The answer is that they, not the politicians, control the numbers that influence international finance, the stock market, and the central bankers here and abroad. if they lied, our currency would be damaged, our good faith and credit so much verbiage. Politicians can and do lie regularly, but somewhere, sometime, the buck must stop. It is at the Bureau of the Public Debt.
What do they say? I can give you an inside view because I deal with them regularly. On the forth workday of the month, the BPD issues the latest true numbers on the national debt on a single sheet that any citizen can obtain by calling them. Or you can check it out on the Web at www.publicdebt.treas.gov.
You'll be surprised by the truth.
In 1998, the administration crowed it had a surplus of $70 billion and was paying down the debt. I called the Bureau and asked if that was correct. They said they couldn't get involved in politics, but … .
"In 1998, we had a negative $113 billion for that year. The national debt went up (emphasis mine) $113 billion. from $5.413 trillion to $5.53 trillion."
What about 1999, an even grander year, when the administration announced there was a surplus of $123 billion?
Again, I called and received a copy of the 1999 national debt, covering the end of the fiscal year, Sept. 30, 1999.
Did the national debt go down as promised?
Apparently, it went in the only direction it seems destined for.
It rose to $5.656 trillion, an increase of $130 billion. Some paydown.
Fiscal 2000 ostensibly set the record in surpluses, some $237 billion. But once again, the national debt went up. Not an enormous amount in Washington terms, just some dozen billion, but up nevertheless.
What about the future? Now, this is classic. The president's own 2001 budget has a chart showing the projected future of the national debt. According to the administration itself, it will reach $6.8 trillion by 2012, the year Vice President Gore says it will be fully paid off.
What's going on here? What's the gimmick that allows them to fool me and thee?
It's a simple case of two sets of books. The national debt is split into two parts, the "external" debt consisting of bonds held outside, from simple folks to giant financial institutions from Manhattan to Tokyo. This is called the "marketable" debt.
The second part is the "internal," non-marketable debt which holds bonds representing the people's money excess trust fund taxes, mainly from Social Security. It is a kind of second income tax and makes up 80 percent of the so-called "surplus." That money has been spent by the government in the general fund, then deposited as IOUs. Both debts, external and internal, carry approximately the same interest, averaging about 6 percent.
Over the last few years, the marketable debt is being paid down, a few percent at a time. But the money to pay it down comes from a raid on the trust funds. That internal debt, which someday will have to be redeemed, has meanwhile gone up almost twice as much as the external one has come down.
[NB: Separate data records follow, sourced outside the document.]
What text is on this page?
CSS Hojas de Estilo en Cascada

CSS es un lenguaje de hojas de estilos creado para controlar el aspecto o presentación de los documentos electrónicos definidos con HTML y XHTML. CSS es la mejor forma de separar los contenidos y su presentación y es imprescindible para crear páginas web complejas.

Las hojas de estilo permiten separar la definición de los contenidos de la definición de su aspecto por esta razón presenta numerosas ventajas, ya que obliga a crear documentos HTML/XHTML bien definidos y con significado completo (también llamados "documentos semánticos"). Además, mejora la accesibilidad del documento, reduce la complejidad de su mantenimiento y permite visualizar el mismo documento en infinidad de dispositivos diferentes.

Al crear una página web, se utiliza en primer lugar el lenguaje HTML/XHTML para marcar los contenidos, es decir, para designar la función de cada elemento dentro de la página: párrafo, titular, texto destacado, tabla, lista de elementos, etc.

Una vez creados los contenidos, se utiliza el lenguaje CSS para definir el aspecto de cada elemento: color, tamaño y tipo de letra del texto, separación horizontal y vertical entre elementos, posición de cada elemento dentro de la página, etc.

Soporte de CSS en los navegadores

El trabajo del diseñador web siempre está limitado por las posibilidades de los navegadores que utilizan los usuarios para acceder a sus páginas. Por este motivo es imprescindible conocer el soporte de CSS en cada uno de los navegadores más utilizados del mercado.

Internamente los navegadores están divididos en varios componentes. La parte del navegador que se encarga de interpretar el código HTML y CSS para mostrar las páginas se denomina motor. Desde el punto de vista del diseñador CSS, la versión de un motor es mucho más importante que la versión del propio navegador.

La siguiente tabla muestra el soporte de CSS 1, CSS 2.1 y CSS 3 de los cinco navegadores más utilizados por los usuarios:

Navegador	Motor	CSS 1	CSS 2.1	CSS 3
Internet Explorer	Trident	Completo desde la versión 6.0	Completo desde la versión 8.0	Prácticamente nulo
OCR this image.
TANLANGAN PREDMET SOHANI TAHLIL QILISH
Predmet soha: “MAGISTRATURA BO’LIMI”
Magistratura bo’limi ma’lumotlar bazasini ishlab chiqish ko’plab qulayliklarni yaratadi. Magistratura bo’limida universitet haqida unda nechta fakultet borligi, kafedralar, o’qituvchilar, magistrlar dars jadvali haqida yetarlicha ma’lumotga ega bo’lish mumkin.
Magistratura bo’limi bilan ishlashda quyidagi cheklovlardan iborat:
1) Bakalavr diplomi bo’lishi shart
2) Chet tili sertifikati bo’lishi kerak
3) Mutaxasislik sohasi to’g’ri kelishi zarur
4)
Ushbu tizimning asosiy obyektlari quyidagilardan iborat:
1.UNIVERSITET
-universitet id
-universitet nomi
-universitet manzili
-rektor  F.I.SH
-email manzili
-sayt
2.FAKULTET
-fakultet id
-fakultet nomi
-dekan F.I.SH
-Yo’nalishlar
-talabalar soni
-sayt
It's a two-card Monty game in which the money is just shifted from one Beltway pocket to another.
The purveyors of this gimmick say paying off the outside debt is more important. Supposedly it is going to save us interest. Nonsense. The internal debt alone will cost us extra interest of some $240 billion a year by 2012, money that has to come out of the annual budget and just enough to kill any grandiose spending.
The reduction in the marketable debt was supposed to accomplish the miracle of lower interest rates. However, it turns out the Treasury is a relatively small player in the daily traffic in government bonds. The result? While we've been paying down the marketable debt (while the other half has gone up more), the interest rate has not gone down. Instead, it has gone up, from 4.5 to some 6 percent.
It is easy to fool the public with fancy, false math. Some politicians are honest, but being totally ignorant of Beltway numbers, they merely ape their party's words. Others are clued into the truth but have decided to lie to the voters, confident they'll never be tripped up.
The subterfuge is shameful, but it's only the beginning.
Anyone for a $10 trillion national debt?

Martin L. Gross is the author of three New York Times best sellers on the federal government. His latest is "Government Racket 2000: All New Washington Waste From A to Z," an original paperback published by Harper Collins.